A police cruiser. Photo by John Schreiber.
A police cruiser. Photo by John Schreiber.

A man fighting for his life in the wake of a struggle with Anaheim police has a lengthy criminal history that includes drug possession, resisting arrest, identity theft and burglary, as well as multiple violations of his probation terms, according to court records obtained Tuesday.

Fermin Vincent Valenzuela Jr., 32, of Anaheim succumbed to some sort of “medical distress” amid a struggle with officers on Saturday, according to Anaheim police Sgt. Daron Wyatt.

Valenzuela remained in a medically induced coma, and was listed in critical condition at an area hospital, as of this afternoon, Wyatt said.

Valenzuela allegedly followed a woman to her home in the 2600 block of Broadway about 9:15 a.m. Saturday. She told her family when she got into her residence, and a relative called police, Wyatt said.

Valenzuela was pacing in front of the home for a spell, according to Wyatt, and it wasn’t clear exactly where police got into a struggle with the suspect.

He allegedly started a “physical confrontation” with the officers, and as they tried to subdue him with a Taser, he collapsed, Wyatt said. The officers, who were wearing cameras on their uniforms, immediately attempted to revive him and called for paramedics, the sergeant said.

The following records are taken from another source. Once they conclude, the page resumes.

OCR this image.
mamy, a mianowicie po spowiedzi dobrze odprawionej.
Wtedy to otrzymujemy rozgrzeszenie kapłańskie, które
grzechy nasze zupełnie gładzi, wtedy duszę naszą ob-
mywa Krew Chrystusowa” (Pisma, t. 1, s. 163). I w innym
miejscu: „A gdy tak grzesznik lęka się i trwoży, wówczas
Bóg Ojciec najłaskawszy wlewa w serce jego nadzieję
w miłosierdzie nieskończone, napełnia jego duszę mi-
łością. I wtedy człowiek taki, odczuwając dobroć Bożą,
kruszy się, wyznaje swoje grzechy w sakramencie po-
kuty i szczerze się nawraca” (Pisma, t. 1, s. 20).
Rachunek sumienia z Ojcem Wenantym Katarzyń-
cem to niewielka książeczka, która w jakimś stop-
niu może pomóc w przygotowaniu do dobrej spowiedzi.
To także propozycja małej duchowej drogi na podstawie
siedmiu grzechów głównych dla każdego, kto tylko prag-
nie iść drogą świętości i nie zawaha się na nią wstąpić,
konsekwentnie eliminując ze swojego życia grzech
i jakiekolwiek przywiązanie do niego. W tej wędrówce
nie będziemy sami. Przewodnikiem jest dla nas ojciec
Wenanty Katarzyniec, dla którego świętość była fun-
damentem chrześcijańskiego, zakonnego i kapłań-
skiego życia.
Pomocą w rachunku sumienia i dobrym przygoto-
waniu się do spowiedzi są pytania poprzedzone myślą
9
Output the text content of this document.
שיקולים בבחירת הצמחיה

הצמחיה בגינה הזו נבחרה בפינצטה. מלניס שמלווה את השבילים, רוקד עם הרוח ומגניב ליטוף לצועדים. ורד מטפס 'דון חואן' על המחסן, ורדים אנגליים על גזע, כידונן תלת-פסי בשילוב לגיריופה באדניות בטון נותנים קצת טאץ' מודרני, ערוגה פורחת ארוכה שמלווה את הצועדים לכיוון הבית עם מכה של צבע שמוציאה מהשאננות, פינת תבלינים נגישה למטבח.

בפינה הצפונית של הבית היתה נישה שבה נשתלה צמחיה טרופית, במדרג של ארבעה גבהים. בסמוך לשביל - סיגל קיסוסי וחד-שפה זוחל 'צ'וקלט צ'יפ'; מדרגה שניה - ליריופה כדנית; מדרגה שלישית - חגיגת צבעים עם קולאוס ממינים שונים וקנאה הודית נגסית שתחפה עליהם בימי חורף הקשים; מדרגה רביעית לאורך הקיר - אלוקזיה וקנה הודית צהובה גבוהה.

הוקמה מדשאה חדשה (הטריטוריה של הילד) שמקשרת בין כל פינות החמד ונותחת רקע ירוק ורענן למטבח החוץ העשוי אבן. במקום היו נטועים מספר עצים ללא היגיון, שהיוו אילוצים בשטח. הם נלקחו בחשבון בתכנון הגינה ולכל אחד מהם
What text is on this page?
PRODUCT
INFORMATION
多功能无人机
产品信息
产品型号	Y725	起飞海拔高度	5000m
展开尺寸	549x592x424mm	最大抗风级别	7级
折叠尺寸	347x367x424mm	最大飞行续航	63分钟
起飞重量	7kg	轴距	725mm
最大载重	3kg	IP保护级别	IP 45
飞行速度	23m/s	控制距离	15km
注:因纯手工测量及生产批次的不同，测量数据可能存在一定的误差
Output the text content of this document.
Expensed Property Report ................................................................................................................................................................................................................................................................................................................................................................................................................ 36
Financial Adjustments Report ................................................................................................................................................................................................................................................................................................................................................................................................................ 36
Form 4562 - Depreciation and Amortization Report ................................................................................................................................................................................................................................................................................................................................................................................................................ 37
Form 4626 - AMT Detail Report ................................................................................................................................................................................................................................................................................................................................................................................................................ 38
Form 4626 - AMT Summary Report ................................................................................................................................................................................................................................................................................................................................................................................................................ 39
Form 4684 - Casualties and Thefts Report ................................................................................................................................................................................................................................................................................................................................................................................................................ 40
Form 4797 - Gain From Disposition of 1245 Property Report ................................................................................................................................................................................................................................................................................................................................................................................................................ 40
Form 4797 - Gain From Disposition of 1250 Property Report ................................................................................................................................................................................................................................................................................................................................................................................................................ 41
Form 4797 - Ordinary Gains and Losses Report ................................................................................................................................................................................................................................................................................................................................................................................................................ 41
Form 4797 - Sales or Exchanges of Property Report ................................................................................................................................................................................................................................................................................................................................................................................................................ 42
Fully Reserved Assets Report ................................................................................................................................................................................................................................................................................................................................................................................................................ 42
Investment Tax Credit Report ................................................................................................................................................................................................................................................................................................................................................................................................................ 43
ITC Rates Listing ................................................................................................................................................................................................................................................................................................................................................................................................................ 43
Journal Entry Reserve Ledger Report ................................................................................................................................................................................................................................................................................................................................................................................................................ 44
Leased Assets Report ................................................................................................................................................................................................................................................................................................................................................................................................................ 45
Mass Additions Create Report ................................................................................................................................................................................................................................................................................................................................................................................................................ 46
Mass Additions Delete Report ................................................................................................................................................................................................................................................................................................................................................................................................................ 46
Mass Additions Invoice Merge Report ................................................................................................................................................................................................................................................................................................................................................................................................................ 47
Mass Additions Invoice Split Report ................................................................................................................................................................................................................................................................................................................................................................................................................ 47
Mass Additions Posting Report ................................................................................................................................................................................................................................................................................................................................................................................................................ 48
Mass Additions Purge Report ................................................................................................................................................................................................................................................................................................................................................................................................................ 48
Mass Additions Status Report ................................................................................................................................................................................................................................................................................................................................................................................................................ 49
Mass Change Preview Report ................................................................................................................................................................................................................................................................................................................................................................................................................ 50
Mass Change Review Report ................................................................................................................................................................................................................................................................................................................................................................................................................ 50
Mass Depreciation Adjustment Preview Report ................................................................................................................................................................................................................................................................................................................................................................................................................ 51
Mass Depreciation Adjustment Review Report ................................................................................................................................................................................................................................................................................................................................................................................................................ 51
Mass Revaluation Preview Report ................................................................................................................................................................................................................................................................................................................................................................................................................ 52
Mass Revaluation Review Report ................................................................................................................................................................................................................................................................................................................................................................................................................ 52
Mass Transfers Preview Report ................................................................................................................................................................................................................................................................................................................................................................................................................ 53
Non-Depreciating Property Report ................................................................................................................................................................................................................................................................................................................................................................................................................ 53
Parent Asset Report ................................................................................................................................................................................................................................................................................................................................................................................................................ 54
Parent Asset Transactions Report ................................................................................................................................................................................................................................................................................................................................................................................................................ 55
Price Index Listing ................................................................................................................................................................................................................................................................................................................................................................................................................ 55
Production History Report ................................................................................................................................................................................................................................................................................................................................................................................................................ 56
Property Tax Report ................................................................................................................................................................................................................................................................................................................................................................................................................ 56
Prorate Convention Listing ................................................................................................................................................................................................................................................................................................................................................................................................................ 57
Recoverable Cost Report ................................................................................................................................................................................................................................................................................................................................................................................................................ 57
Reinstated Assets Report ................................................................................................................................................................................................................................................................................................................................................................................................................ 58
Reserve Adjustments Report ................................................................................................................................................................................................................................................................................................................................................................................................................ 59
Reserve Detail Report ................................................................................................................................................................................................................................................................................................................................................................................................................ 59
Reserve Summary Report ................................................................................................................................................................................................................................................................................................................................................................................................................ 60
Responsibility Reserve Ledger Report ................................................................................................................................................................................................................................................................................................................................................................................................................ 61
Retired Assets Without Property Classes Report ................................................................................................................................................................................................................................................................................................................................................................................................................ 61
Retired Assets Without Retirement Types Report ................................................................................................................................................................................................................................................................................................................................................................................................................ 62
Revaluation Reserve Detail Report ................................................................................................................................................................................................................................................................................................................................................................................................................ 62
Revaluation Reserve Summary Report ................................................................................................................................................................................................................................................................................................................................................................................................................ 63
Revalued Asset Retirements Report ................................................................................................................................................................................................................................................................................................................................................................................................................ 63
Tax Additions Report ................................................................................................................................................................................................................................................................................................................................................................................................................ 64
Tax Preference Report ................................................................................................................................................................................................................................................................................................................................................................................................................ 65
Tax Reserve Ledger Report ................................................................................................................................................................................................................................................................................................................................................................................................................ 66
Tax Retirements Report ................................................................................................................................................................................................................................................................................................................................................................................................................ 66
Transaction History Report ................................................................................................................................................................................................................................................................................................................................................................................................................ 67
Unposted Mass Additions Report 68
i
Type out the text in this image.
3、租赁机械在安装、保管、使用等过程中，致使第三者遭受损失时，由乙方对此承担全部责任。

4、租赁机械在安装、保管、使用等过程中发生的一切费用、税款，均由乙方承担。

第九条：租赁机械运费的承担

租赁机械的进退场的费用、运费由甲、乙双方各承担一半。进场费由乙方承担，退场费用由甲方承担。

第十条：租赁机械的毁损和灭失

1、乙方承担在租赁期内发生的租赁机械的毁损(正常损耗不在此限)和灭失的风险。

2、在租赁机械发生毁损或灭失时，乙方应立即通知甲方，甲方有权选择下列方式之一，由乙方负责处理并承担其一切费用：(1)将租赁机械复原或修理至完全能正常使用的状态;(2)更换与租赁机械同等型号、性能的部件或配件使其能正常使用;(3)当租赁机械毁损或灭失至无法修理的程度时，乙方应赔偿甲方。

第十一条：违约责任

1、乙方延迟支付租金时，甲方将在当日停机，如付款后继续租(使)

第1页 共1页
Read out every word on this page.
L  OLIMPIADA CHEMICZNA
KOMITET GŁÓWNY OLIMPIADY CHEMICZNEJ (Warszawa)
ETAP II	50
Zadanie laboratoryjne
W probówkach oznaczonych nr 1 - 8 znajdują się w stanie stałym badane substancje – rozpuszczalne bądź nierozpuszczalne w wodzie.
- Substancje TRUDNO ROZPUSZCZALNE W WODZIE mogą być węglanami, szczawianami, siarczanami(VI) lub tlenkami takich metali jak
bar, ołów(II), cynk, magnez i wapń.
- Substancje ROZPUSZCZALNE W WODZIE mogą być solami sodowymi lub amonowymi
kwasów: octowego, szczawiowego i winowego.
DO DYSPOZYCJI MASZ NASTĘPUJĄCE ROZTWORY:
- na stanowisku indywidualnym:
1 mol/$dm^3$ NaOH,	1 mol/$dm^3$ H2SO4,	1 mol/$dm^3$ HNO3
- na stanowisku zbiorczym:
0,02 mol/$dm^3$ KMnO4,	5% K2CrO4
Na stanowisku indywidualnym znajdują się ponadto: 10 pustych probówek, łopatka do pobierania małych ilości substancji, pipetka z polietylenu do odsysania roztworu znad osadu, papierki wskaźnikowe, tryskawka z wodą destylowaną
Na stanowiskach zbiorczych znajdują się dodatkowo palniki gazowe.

Valenzuela pleaded guilty to being under the influence of drugs in November 2009 and was placed on three years probation. He pleaded guilty to battery in February 2011 and was again placed on three years probation.

He pleaded guilty in March 2011 to falsely representing himself to an officer and was sentenced to a month in jail.

The first three cases involved misdemeanor charges. His next case involved felony charges, which were later reduced to misdemeanors. He pleaded guilty in March 2012 to possession of methadone and burglary and was put on three years probation.

When Valenzuela twice failed to report to probation officers in March 2014, an arrest warrant was issued. He also refused to report to residential drug rehabilitation, where he was sent “due to his continued drug use and the fact he was homeless,” according to court records.

He twice more violated the terms of probation in August and October 2013.

Last Sept. 16, he pleaded guilty to possession of a controlled substance, identity theft, burglary and forgery and was placed on probation for three years.

On Oct. 23, he pleaded guilty to malicious mischief to a vehicle, possession of burglary tools, theft of lost property and possession of controlled substance paraphernalia and was again placed on three years probation for the misdemeanors.

On March 16, he pleaded guilty to possession of a controlled substance without a prescription and driving under the influence of a drug and was handed a 180-day jail sentence and three years probation.

He also pleaded guilty in March to possession of a controlled substance, possession of drug paraphernalia and falsely representing himself to an officer and was sentenced to a month in jail.

When Valenzuela’s family complained to reporters that they weren’t allowed to visit him at the hospital, police Chief Raul Quezada made an exception to the usual standard operating procedure to keep visitors away from a suspect involved in an officer-involved incident, Wyatt said. That is done for security reasons when police do not feel they can adequately protect a hospitalized suspect, the sergeant said.

“The chief had compassion for the family and made an exception with certain conditions,” Wyatt said. “On Sunday afternoon he came out and said, ‘Hey, look, what’s the harm in letting the family see their son?”‘

When his condition permits, Valenzuela is to be booked on suspicion of possessing drug paraphernalia, resisting arrest and resisting arrest with force, Wyatt said.